Okay, thought the squirrel.
She put her hand on him. She picked him up. She cradled him in her left arm.
He felt nothing but happiness. Why had he always been so terrified of humans? He couldn’t imagine.
Actually, he could imagine.
There had been that time with the boy and the BB gun.
There had, truthfully, been a lot of incidents with humans (some involving BB guns, some not), and all of them had been violent, terrifying, and soul-destroying.
But this was a new life! And he was a changed squirrel.
He felt spectacular. Strong, smart, capable — and also: hungry.
He was very, very hungry.
Flora’s mother was in the kitchen. She was typing. She wrote on an old typewriter, and when she pounded the keys, the kitchen tab
le shook and the plates on the shelves rattled and the silverware in the drawers cried out in a metallic kind of alarm.
Flora had decided that this was part of the reason her parents had divorced. Not the noise of the writing, but the writing itself. Specifically, the writing of romance.
Flora’s father had said, “I think that your mother is so in love with her books about love that she doesn’t love me anymore.”
And her mother had said, “Ha! Your father is so far off in left field that he wouldn’t recognize love if it stood up in his soup and sang.”
Flora had a hard time imagining what love would be doing standing in a bowl of soup and singing, but these were the kind of idiotic words her parents spoke. And they said the words to each other, even though they were pretending that they were talking to Flora.
It was all very annoying.
“What are you doing?” her mother said to Flora. She was sucking on a Pitzer Pop. It made her words sound rocky and sharp-edged. Her mother used to smoke and then she stopped, but she still had to have something in her mouth when she typed, so she consumed a lot of Pitzer Pops. This one was orange flavored. Flora could smell it.

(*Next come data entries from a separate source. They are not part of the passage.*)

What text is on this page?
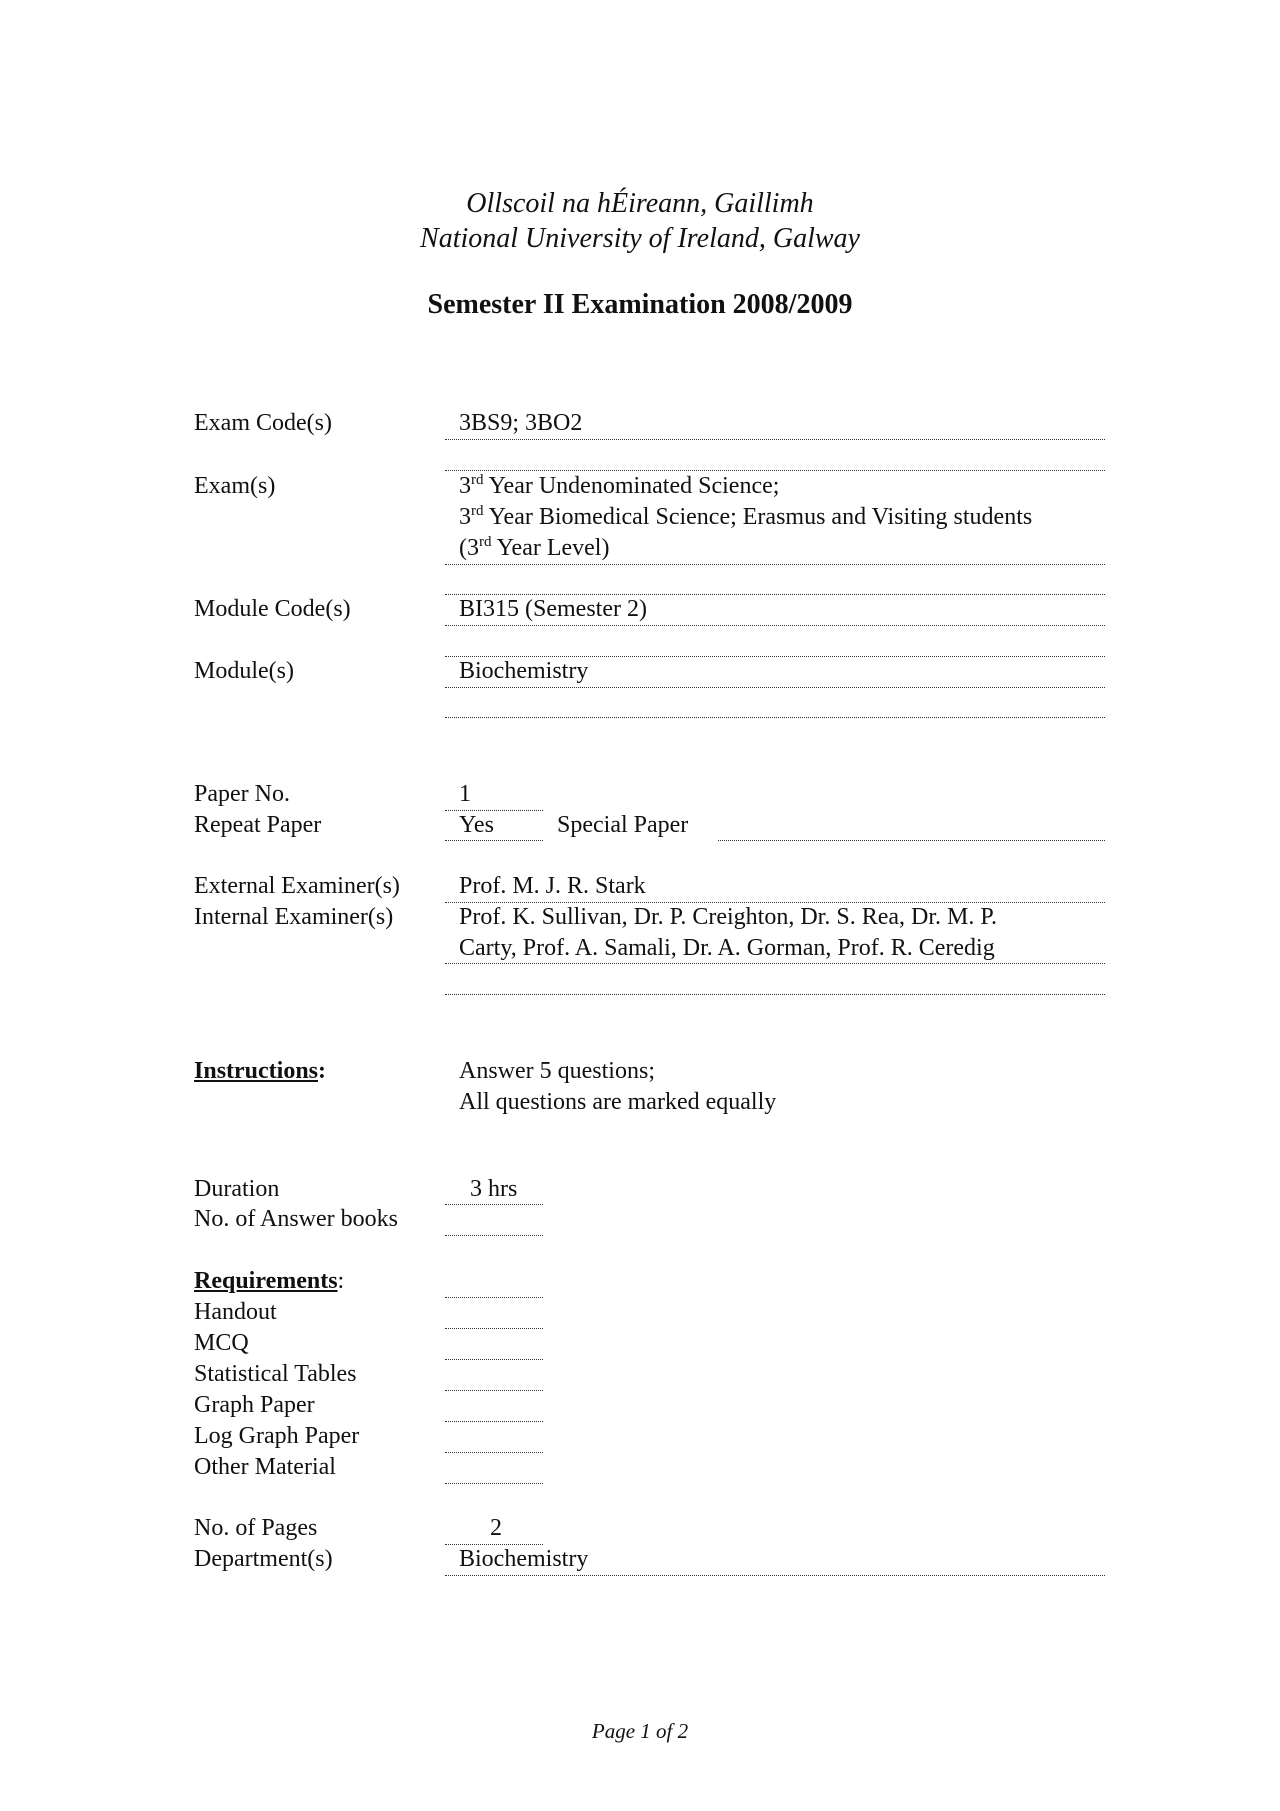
Ollscoil na hÉireann, Gaillimh
National University of Ireland, Galway
Semester II Examination 2008/2009
Exam Code(s)	3BS9; 3BO2
Exam(s)	3rd Year Undenominated Science;
3rd Year Biomedical Science; Erasmus and Visiting students
(3rd Year Level)
Module Code(s)	BI315 (Semester 2)
Module(s)	Biochemistry
Paper No.	1
Repeat Paper	Yes	Special Paper
External Examiner(s) Prof. M. J. R. Stark
Internal Examiner(s)	Prof. K. Sullivan, Dr. P. Creighton, Dr. S. Rea, Dr. M. P.
Carty, Prof. A. Samali, Dr. A. Gorman, Prof. R. Ceredig
Instructions:	Answer 5 questions;
All questions are marked equally
Duration	3 hrs
No. of Answer books
Requirements:
Handout
MCQ
Statistical Tables
Graph Paper
Log Graph Paper
Other Material
No. of Pages	2
Department(s)	Biochemistry
Page 1 of 2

“Oh, nothing,” said Flora. She glanced at the squirrel in her arms.
“Good,” said her mother. She whacked the carriage return on the typewriter without looking up. She kept typing. “Are you still standing there?” her mother said. She typed some more words. She hit the carriage return again. “I’m on a deadline here. It’s hard to concentrate with you standing over me breathing like that.”
“I could stop breathing,” said Flora.
“Oh, don’t be ridiculous,” said her mother. “Go upstairs and wash your hands. We’re going to eat soon.”
“Okay,” said Flora. She walked past her mother and into the living room, still carrying Ulysses in the crook of her arm. It didn’t seem possible, but it was true. She had smuggled a squirrel into the house. And she had done it right under her mother’s nose. Or behind her back. Or something.
In the living room, at the base of the stairs, the little shepherdess lamp was waiting, a pink-cheeked smirk plastered on her face.